We faced a major cyber-attack on 5th May. Here are the lessons we learnt.

May 6, 2020

I run a SaaS company that provides automated content to large publishers. Yesterday, we faced a major cyberattack. There were about 25 million excess requests on our site (requests above normal levels) in 24 hours, with 8 million excess requests in just one hour. Luckily no harm was done – mostly thanks to CloudFlare and fortuitous design choices. Our public facing site is a simple Google Cloud Storage bucket that cannot make any requests to our server, so we were spared the ignominy of our systems going down.

What happened

Between 1-2PM SGT (5-6AM GMT) on May 5, we received a massive surge of requests from a network of Tor bots (we saw an additional 8 million requests in an hour). At the peak of this, we saw around ten thousand requests hit our bucket every second.

Most of the these requests made in the first hour were 404s. After examining the logs, we realized that the attacker was trying out random URLs in hopes of getting access to the data stored on the bucket. After the first hour, the proportion of 404s kept decreasing as the attacker began to figure out which URL structures yielded results and which did not.

The attacker first tried using a bunch of PUT requests and tried to access fields that may have held sensitive information (like /.git/*. When this did not work, they tried out random URLs, and doubled down on all URL path components that did not return a 404 error.

How was this discovered

I discovered this around midnight my time after seeing a spike in requests. At this point, Cloudflare had automatically begun to issue challenges to some visitors, but many other IPs were still crawling the site. After I dug into the data, a few things became clear.
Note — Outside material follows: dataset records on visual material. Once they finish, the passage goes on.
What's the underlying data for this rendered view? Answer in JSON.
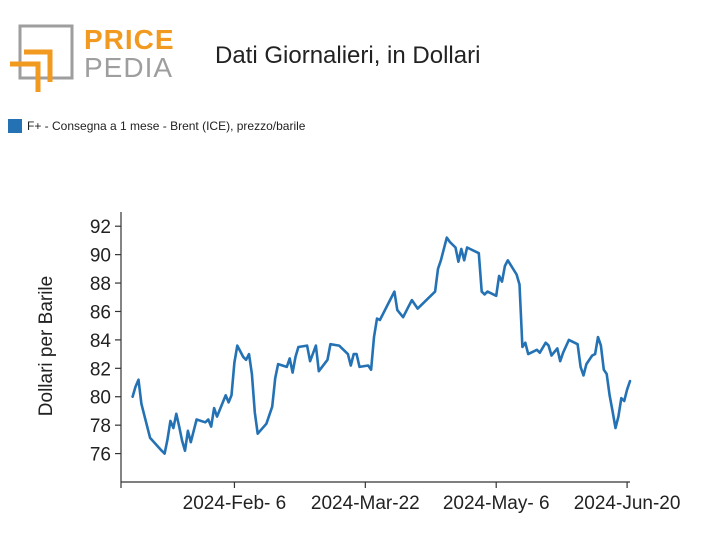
{
  "logo": {
    "word_top": "PRICE",
    "word_bottom": "PEDIA",
    "accent": "#F29A1F",
    "grey": "#9E9E9E"
  },
  "chart_data": {
    "type": "line",
    "title": "Dati Giornalieri, in Dollari",
    "ylabel": "Dollari per Barile",
    "xlabel": "",
    "ylim": [
      74,
      93
    ],
    "yticks": [
      76,
      78,
      80,
      82,
      84,
      86,
      88,
      90,
      92
    ],
    "x_range": [
      "2023-12-29",
      "2024-06-21"
    ],
    "xticks": [
      {
        "date": "2024-02-06",
        "label": "2024-Feb- 6"
      },
      {
        "date": "2024-03-22",
        "label": "2024-Mar-22"
      },
      {
        "date": "2024-05-06",
        "label": "2024-May- 6"
      },
      {
        "date": "2024-06-20",
        "label": "2024-Jun-20"
      }
    ],
    "grid": false,
    "legend_position": "top-left",
    "series": [
      {
        "name": "F+ - Consegna a 1 mese - Brent (ICE), prezzo/barile",
        "color": "#2472B4",
        "points": [
          [
            "2024-01-02",
            80.0
          ],
          [
            "2024-01-03",
            80.7
          ],
          [
            "2024-01-04",
            81.2
          ],
          [
            "2024-01-05",
            79.5
          ],
          [
            "2024-01-08",
            77.1
          ],
          [
            "2024-01-12",
            76.2
          ],
          [
            "2024-01-13",
            76.0
          ],
          [
            "2024-01-14",
            77.0
          ],
          [
            "2024-01-15",
            78.3
          ],
          [
            "2024-01-16",
            77.8
          ],
          [
            "2024-01-17",
            78.8
          ],
          [
            "2024-01-18",
            77.9
          ],
          [
            "2024-01-19",
            76.9
          ],
          [
            "2024-01-20",
            76.2
          ],
          [
            "2024-01-21",
            77.6
          ],
          [
            "2024-01-22",
            76.8
          ],
          [
            "2024-01-24",
            78.4
          ],
          [
            "2024-01-27",
            78.2
          ],
          [
            "2024-01-28",
            78.4
          ],
          [
            "2024-01-29",
            77.9
          ],
          [
            "2024-01-30",
            79.2
          ],
          [
            "2024-01-31",
            78.6
          ],
          [
            "2024-02-03",
            80.1
          ],
          [
            "2024-02-04",
            79.6
          ],
          [
            "2024-02-05",
            80.1
          ],
          [
            "2024-02-06",
            82.4
          ],
          [
            "2024-02-07",
            83.6
          ],
          [
            "2024-02-09",
            82.8
          ],
          [
            "2024-02-10",
            82.6
          ],
          [
            "2024-02-11",
            83.0
          ],
          [
            "2024-02-12",
            81.6
          ],
          [
            "2024-02-13",
            78.9
          ],
          [
            "2024-02-14",
            77.4
          ],
          [
            "2024-02-17",
            78.1
          ],
          [
            "2024-02-19",
            79.3
          ],
          [
            "2024-02-20",
            81.3
          ],
          [
            "2024-02-21",
            82.3
          ],
          [
            "2024-02-24",
            82.1
          ],
          [
            "2024-02-25",
            82.7
          ],
          [
            "2024-02-26",
            81.7
          ],
          [
            "2024-02-27",
            82.8
          ],
          [
            "2024-02-28",
            83.5
          ],
          [
            "2024-03-02",
            83.6
          ],
          [
            "2024-03-03",
            82.5
          ],
          [
            "2024-03-05",
            83.6
          ],
          [
            "2024-03-06",
            81.8
          ],
          [
            "2024-03-09",
            82.6
          ],
          [
            "2024-03-10",
            83.7
          ],
          [
            "2024-03-13",
            83.6
          ],
          [
            "2024-03-16",
            83.0
          ],
          [
            "2024-03-17",
            82.2
          ],
          [
            "2024-03-18",
            83.0
          ],
          [
            "2024-03-19",
            83.0
          ],
          [
            "2024-03-20",
            82.1
          ],
          [
            "2024-03-23",
            82.2
          ],
          [
            "2024-03-24",
            81.9
          ],
          [
            "2024-03-25",
            84.2
          ],
          [
            "2024-03-26",
            85.5
          ],
          [
            "2024-03-27",
            85.4
          ],
          [
            "2024-03-30",
            86.6
          ],
          [
            "2024-04-01",
            87.4
          ],
          [
            "2024-04-02",
            86.1
          ],
          [
            "2024-04-04",
            85.6
          ],
          [
            "2024-04-06",
            86.4
          ],
          [
            "2024-04-07",
            86.8
          ],
          [
            "2024-04-09",
            86.2
          ],
          [
            "2024-04-12",
            86.8
          ],
          [
            "2024-04-15",
            87.4
          ],
          [
            "2024-04-16",
            89.0
          ],
          [
            "2024-04-17",
            89.6
          ],
          [
            "2024-04-19",
            91.2
          ],
          [
            "2024-04-20",
            90.9
          ],
          [
            "2024-04-22",
            90.5
          ],
          [
            "2024-04-23",
            89.5
          ],
          [
            "2024-04-24",
            90.4
          ],
          [
            "2024-04-25",
            89.6
          ],
          [
            "2024-04-26",
            90.5
          ],
          [
            "2024-04-30",
            90.1
          ],
          [
            "2024-05-01",
            87.4
          ],
          [
            "2024-05-02",
            87.2
          ],
          [
            "2024-05-03",
            87.4
          ],
          [
            "2024-05-06",
            87.1
          ],
          [
            "2024-05-07",
            88.5
          ],
          [
            "2024-05-08",
            88.1
          ],
          [
            "2024-05-09",
            89.2
          ],
          [
            "2024-05-10",
            89.6
          ],
          [
            "2024-05-13",
            88.6
          ],
          [
            "2024-05-14",
            87.9
          ],
          [
            "2024-05-15",
            83.5
          ],
          [
            "2024-05-16",
            83.8
          ],
          [
            "2024-05-17",
            83.0
          ],
          [
            "2024-05-20",
            83.3
          ],
          [
            "2024-05-21",
            83.1
          ],
          [
            "2024-05-23",
            83.8
          ],
          [
            "2024-05-24",
            83.6
          ],
          [
            "2024-05-25",
            82.9
          ],
          [
            "2024-05-27",
            83.4
          ],
          [
            "2024-05-28",
            82.5
          ],
          [
            "2024-05-29",
            83.1
          ],
          [
            "2024-05-31",
            84.0
          ],
          [
            "2024-06-03",
            83.7
          ],
          [
            "2024-06-04",
            82.1
          ],
          [
            "2024-06-05",
            81.5
          ],
          [
            "2024-06-06",
            82.3
          ],
          [
            "2024-06-08",
            82.9
          ],
          [
            "2024-06-09",
            83.0
          ],
          [
            "2024-06-10",
            84.2
          ],
          [
            "2024-06-11",
            83.6
          ],
          [
            "2024-06-12",
            81.9
          ],
          [
            "2024-06-13",
            81.6
          ],
          [
            "2024-06-14",
            80.1
          ],
          [
            "2024-06-15",
            79.0
          ],
          [
            "2024-06-16",
            77.8
          ],
          [
            "2024-06-17",
            78.6
          ],
          [
            "2024-06-18",
            79.9
          ],
          [
            "2024-06-19",
            79.7
          ],
          [
            "2024-06-20",
            80.5
          ],
          [
            "2024-06-21",
            81.1
          ]
        ]
      }
    ]
  }
}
First, a fairly large Tor network was being used for this. The majority (80+%) of suspicious requests came through Tor.
Second, those not using Tor were using a network of rotating IPs and user-agents. The majority of these suspicious requests appeared to originate from a rotating cast of countries – of which Nigeria, India, Indonesia, Bangladesh, and Ethiopia were most prominent. A large number of requests (250k+) also came from what Cloudflare classified as "Unknown states, other entities or organizations".
Third, after I instituted rules for blocking Tor and certain IPs (more on this later), the attacker switched tactics to using the User-Agent string of a Google bot. Thankfully, this was automatically blocked by CloudFlare.

How this was resolved

While Cloudflare was automatically issuing captcha challenges to a small proportion of suspicious requests, I decided to institute some rules to block suspicious users. This had a clear impact on the number of attempts blocked or challenged.